A Brief Look into IED
An individual with IED exhibits excessive aggression or anger which is grossly disproportionate to the situation at hand. It’s a pattern that occurs at regular intervals; the outburst is unplanned; and, the aggression may be verbal or physical, or both. After an episode, which typically does not go beyond 30 minutes, a feeling of gratification follows, but there is no remorse for the behavior.
The causes of IED are organic (abnormality or damage to the brain,) genetic, environmental or a combination of any. Most individuals diagnosed with IED grew up in a household where display of aggressive behavior was frequent. Teens and young adults have more frequent episodes than the older people and the disorder is more common in men than in women.
Do You Have IED?
Unfortunately, people with IED rarely admit to it. To them, it’s simply a reaction to a provocation, and the blame lies in the other person. What about you? Do you fly into a monumental rage over a trivial issue? Do you blame others for provoking you into an unreasonably furious reaction? During your outburst, do you engage in verbal abuse, threaten or go on a wreaking spree? Do you feel tense, have palpitations or chest tightness? Do these episodes occur on a regular basis?
If you honestly accept that you behave in the same manner, consult a mental health professional and seek treatment. IED can lead to divorce, soured relationships, job loss, expulsion from school, financial troubles or jail time. The DSM 5 states that IED is most often provoked by someone close – a spouse, family member or friend, and it is not premeditated. The individual does not seek to gain money or power.
You can help prevent the occurrence of rage incidents by applying these coping techniques.
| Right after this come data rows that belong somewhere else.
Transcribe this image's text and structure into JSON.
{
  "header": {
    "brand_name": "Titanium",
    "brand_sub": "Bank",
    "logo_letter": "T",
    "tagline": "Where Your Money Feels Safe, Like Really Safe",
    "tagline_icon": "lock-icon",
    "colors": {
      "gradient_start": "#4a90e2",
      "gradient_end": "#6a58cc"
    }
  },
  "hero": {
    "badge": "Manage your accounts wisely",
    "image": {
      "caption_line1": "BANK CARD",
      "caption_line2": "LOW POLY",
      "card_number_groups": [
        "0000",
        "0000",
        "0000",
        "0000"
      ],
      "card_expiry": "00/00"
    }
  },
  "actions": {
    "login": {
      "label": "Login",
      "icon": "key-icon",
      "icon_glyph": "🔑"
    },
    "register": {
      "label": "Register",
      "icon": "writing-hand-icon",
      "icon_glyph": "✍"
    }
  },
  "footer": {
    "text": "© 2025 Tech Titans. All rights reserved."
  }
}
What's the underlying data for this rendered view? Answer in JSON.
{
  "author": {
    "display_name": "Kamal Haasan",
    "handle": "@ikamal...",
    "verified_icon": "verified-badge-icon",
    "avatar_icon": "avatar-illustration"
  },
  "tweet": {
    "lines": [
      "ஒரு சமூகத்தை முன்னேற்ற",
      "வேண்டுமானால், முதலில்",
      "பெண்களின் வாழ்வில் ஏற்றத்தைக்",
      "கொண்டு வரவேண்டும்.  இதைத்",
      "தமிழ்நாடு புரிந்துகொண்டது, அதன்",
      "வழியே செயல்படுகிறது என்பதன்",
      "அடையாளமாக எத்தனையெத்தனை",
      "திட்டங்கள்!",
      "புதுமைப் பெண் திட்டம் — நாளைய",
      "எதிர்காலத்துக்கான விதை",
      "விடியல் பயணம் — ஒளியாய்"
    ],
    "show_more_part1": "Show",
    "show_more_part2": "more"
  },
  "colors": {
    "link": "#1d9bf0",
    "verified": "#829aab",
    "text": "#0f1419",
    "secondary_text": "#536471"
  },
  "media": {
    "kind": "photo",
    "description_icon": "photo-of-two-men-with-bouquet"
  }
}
Tips for Getting a Grip on your Anger
Recognize your emotional reactions.
When you feel your aggression rising, leave immediately before you blow up. Resist the temptation to say something or talk back because once you get started, you will lose control of your actions. If you record your rage episodes and find that they occur in certain places, like a sports event or a bar, stay away from those places.
Change your way of thinking.
With IED, you lose control over your impulse when faced with a situation that you view as a challenge. Accepting this, practice a shift of mindset by viewing the person and situation in a positive light. Listen to what is being said or done, take an objective point of view and have reasonable expectations.
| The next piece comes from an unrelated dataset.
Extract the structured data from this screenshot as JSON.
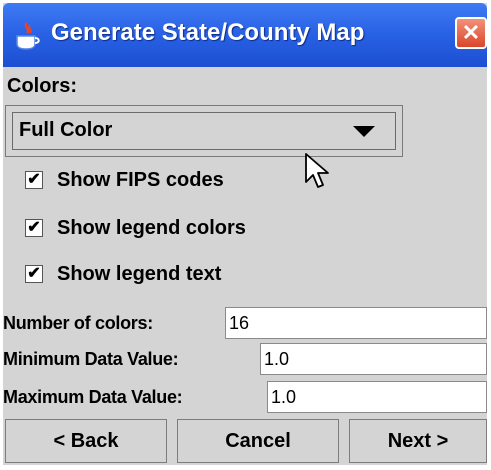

You’ll be surprised at how calmness and sensible dialogue can diffuse your developing rage and prevent an escalation of emotions.
Engage in regular stress-reducing practices such as meditation and yoga.
Recent studies on mind-body activities like yoga, meditation and tai-chi have found that their beneficial effects go beyond the psychological. They also affect your genes and DNA processes in a way that health and well-being are improved. Join a group for support and continue to do the practice daily in the privacy of your home.
These practices help you find your center, and develop detachment and equanimity. They make you less reactive to situational stressors, and improve your control over emotions.
Watch what you eat.
Your food intake contributes a lot to your well-being. According to research, what you eat plays a role in raising your level of aggression. Junk food and foods with high trans fatty acids (cakes, cookies, frozen pizza, fast food, etc.) increase irritability and aggressive behavior. While high intake of sugar has the same effect, low sugar level as a result of hunger can also make you easily angry.
Following the teachings of Eastern medicine from India and China, avoid tomatoes, eggplants and greasy foods. They radiate heat inside the body that increases anger.
Foods that help you minimize IED episodes are fruits and vegetables in their most natural form; fish, eggs and poultry that promote the release of dopamine, the feel-good hormone; and, foods rich in magnesium (almonds, spinach) to help you sleep soundly.
Avoid alcohol, tobacco and recreational drugs.
An individual with IED is five times at greater risk of abusing the intake and use of alcohol, marijuana, cocaine, and other recreational drugs. These are mood-altering substances and under their influence, violent tendencies and rage in IED is markedly raised.